Hürriyet, a popular Turkish newspaper, is facing criticism for a pair of fake news articles it published this week. Social media users lashed out at the daily for publishing what they called a false story about hospitals earlier this week.
Just as the newspaper scrambled to defend it, it faced another scandal, when a staff member broke out a news story regarding the Turkish Armed Forces (TSK) on Friday, about the extension of mandatory military service.
The army denied the claims while the Hürriyet staff member who first circulated the story said he received a WhatsApp message bearing the army logo about the alleged extension.
Hürriyet was criticized in the past for its fake news targeting Muslims, especially before and after the 1997 coup in Turkey, which sought to oppress Muslims.Earlier last week, a story by Hürriyet correspondent Burak Coşan made waves on the social media and later in other newspapers.
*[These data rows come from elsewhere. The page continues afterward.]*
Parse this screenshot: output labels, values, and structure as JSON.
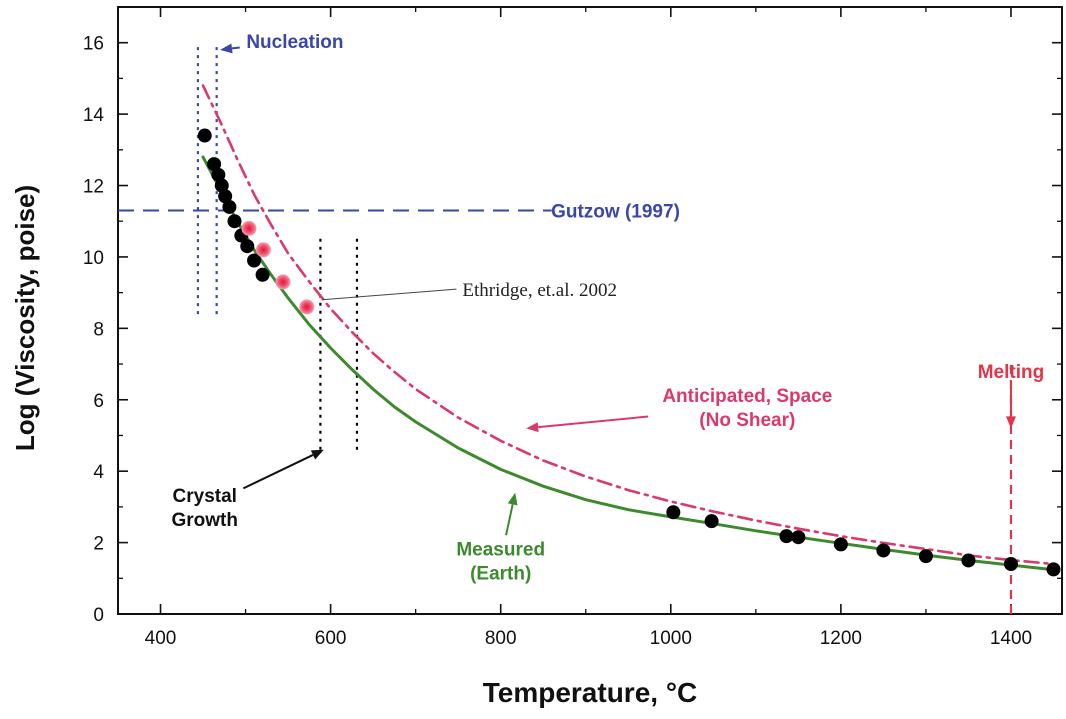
{
  "chart_data": {
    "type": "scatter",
    "xlabel": "Temperature, °C",
    "ylabel": "Log (Viscosity, poise)",
    "xlim": [
      350,
      1460
    ],
    "ylim": [
      0,
      17
    ],
    "xticks": [
      400,
      600,
      800,
      1000,
      1200,
      1400
    ],
    "yticks": [
      0,
      2,
      4,
      6,
      8,
      10,
      12,
      14,
      16
    ],
    "grid": false,
    "legend": "none",
    "series": [
      {
        "kind": "points",
        "color": "#000000",
        "points": [
          [
            452,
            13.4
          ],
          [
            463,
            12.6
          ],
          [
            468,
            12.3
          ],
          [
            472,
            12.0
          ],
          [
            476,
            11.7
          ],
          [
            481,
            11.4
          ],
          [
            487,
            11.0
          ],
          [
            495,
            10.6
          ],
          [
            502,
            10.3
          ],
          [
            510,
            9.9
          ],
          [
            520,
            9.5
          ],
          [
            1003,
            2.85
          ],
          [
            1048,
            2.6
          ],
          [
            1136,
            2.18
          ],
          [
            1150,
            2.15
          ],
          [
            1200,
            1.95
          ],
          [
            1250,
            1.78
          ],
          [
            1300,
            1.62
          ],
          [
            1350,
            1.5
          ],
          [
            1400,
            1.4
          ],
          [
            1450,
            1.25
          ]
        ]
      },
      {
        "kind": "points",
        "color": "#f0506e",
        "points": [
          [
            504,
            10.8
          ],
          [
            521,
            10.2
          ],
          [
            544,
            9.3
          ],
          [
            572,
            8.6
          ]
        ]
      },
      {
        "kind": "curve",
        "color": "#3d8a2e",
        "points": [
          [
            450,
            12.8
          ],
          [
            470,
            11.9
          ],
          [
            490,
            11.0
          ],
          [
            510,
            10.2
          ],
          [
            530,
            9.5
          ],
          [
            550,
            8.85
          ],
          [
            575,
            8.1
          ],
          [
            600,
            7.45
          ],
          [
            625,
            6.85
          ],
          [
            650,
            6.3
          ],
          [
            675,
            5.8
          ],
          [
            700,
            5.38
          ],
          [
            750,
            4.65
          ],
          [
            800,
            4.05
          ],
          [
            850,
            3.58
          ],
          [
            900,
            3.2
          ],
          [
            950,
            2.92
          ],
          [
            1000,
            2.72
          ],
          [
            1050,
            2.53
          ],
          [
            1100,
            2.33
          ],
          [
            1150,
            2.15
          ],
          [
            1200,
            1.98
          ],
          [
            1250,
            1.81
          ],
          [
            1300,
            1.65
          ],
          [
            1350,
            1.5
          ],
          [
            1400,
            1.37
          ],
          [
            1450,
            1.24
          ]
        ]
      },
      {
        "kind": "curve",
        "color": "#d93a6a",
        "dash": "dash-dot",
        "points": [
          [
            450,
            14.8
          ],
          [
            470,
            13.8
          ],
          [
            490,
            12.75
          ],
          [
            510,
            11.75
          ],
          [
            530,
            10.9
          ],
          [
            550,
            10.1
          ],
          [
            575,
            9.3
          ],
          [
            600,
            8.55
          ],
          [
            625,
            7.9
          ],
          [
            650,
            7.3
          ],
          [
            675,
            6.78
          ],
          [
            700,
            6.3
          ],
          [
            750,
            5.5
          ],
          [
            800,
            4.85
          ],
          [
            850,
            4.3
          ],
          [
            900,
            3.85
          ],
          [
            950,
            3.47
          ],
          [
            1000,
            3.15
          ],
          [
            1050,
            2.87
          ],
          [
            1100,
            2.62
          ],
          [
            1150,
            2.39
          ],
          [
            1200,
            2.18
          ],
          [
            1250,
            1.99
          ],
          [
            1300,
            1.82
          ],
          [
            1350,
            1.64
          ],
          [
            1400,
            1.51
          ],
          [
            1450,
            1.4
          ]
        ]
      }
    ],
    "reference_lines": [
      {
        "kind": "hline",
        "y": 11.3,
        "x_from": 350,
        "x_to": 860,
        "color": "#3a46a8",
        "style": "dash"
      },
      {
        "kind": "vline",
        "x": 444,
        "y_from": 8.4,
        "y_to": 16.0,
        "color": "#3a46a8",
        "style": "dot"
      },
      {
        "kind": "vline",
        "x": 466,
        "y_from": 8.4,
        "y_to": 16.0,
        "color": "#3a46a8",
        "style": "dot"
      },
      {
        "kind": "vline",
        "x": 588,
        "y_from": 4.6,
        "y_to": 10.6,
        "color": "#000000",
        "style": "dot"
      },
      {
        "kind": "vline",
        "x": 631,
        "y_from": 4.6,
        "y_to": 10.6,
        "color": "#000000",
        "style": "dot"
      },
      {
        "kind": "vline",
        "x": 1400,
        "y_from": 0.0,
        "y_to": 7.1,
        "color": "#e0364a",
        "style": "dash"
      }
    ],
    "annotations": [
      {
        "text": "Nucleation",
        "x": 558,
        "y": 16.05,
        "color": "#3a46a8",
        "bold": true,
        "arrow_to": [
          470,
          15.8
        ]
      },
      {
        "text": "Gutzow (1997)",
        "x": 935,
        "y": 11.3,
        "color": "#3a46a8",
        "bold": true
      },
      {
        "text": "Ethridge, et.al. 2002",
        "x": 755,
        "y": 9.1,
        "color": "#222222",
        "bold": false,
        "serif": true,
        "line_to": [
          590,
          8.8
        ]
      },
      {
        "text": "Melting",
        "x": 1400,
        "y": 6.8,
        "color": "#e0364a",
        "bold": true,
        "arrow_to": [
          1400,
          5.2
        ]
      },
      {
        "text": [
          "Anticipated, Space",
          "(No Shear)"
        ],
        "x": 1090,
        "y": 5.8,
        "color": "#d93a6a",
        "bold": true,
        "arrow_to": [
          830,
          5.2
        ]
      },
      {
        "text": [
          "Crystal",
          "Growth"
        ],
        "x": 452,
        "y": 3.0,
        "color": "#111111",
        "bold": true,
        "arrow_to": [
          592,
          4.6
        ]
      },
      {
        "text": [
          "Measured",
          "(Earth)"
        ],
        "x": 800,
        "y": 1.5,
        "color": "#3d8a2e",
        "bold": true,
        "arrow_to": [
          817,
          3.4
        ]
      }
    ]
  }
}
The story was about the alarming occupancy rate at "understaffed" emergency rooms in hospitals and it was accompanied by a short piece about cats casually roaming the emergency room of an Istanbul hospital.
However, security camera footage that circulated on the internet showing Coşan apparently forcing the cat to enter the emergency room raised eyebrows. Coşan defended himself saying he was actually chasing away the cat.
On Friday, Uğur Ergan, another Hürriyet employee, released a story on the newspaper's website about an "announcement" by the Chief of General Staff's Office that said the compulsory military service was extended to 18 months from the current 12 months.
Within minutes, the Turkish Armed Forces released a statement that said the "stories about the extension are completely baseless."
Writing a follow-up on the website, Ergan claimed he received a WhatsApp message showing a document with the logo of the Turkish Armed Forces and tried to shift the blame on other media outlets that published the same story after the Hürriyet website broke it first. "First, a cat in an emergency room, now an extension of military service, what's next in Hürriyet fake news?" a social media user tweeted, while another user criticized Ergan for "not verifying his sources" before running the false article about the military. Another user slammed Hürriyet for running a follow-up story which "implies how others were wrong without mentioning it was themselves that broke the story." A user questioned if the newspaper's website would publish "a fake story" he would send them via WhatsApp without verifying it first.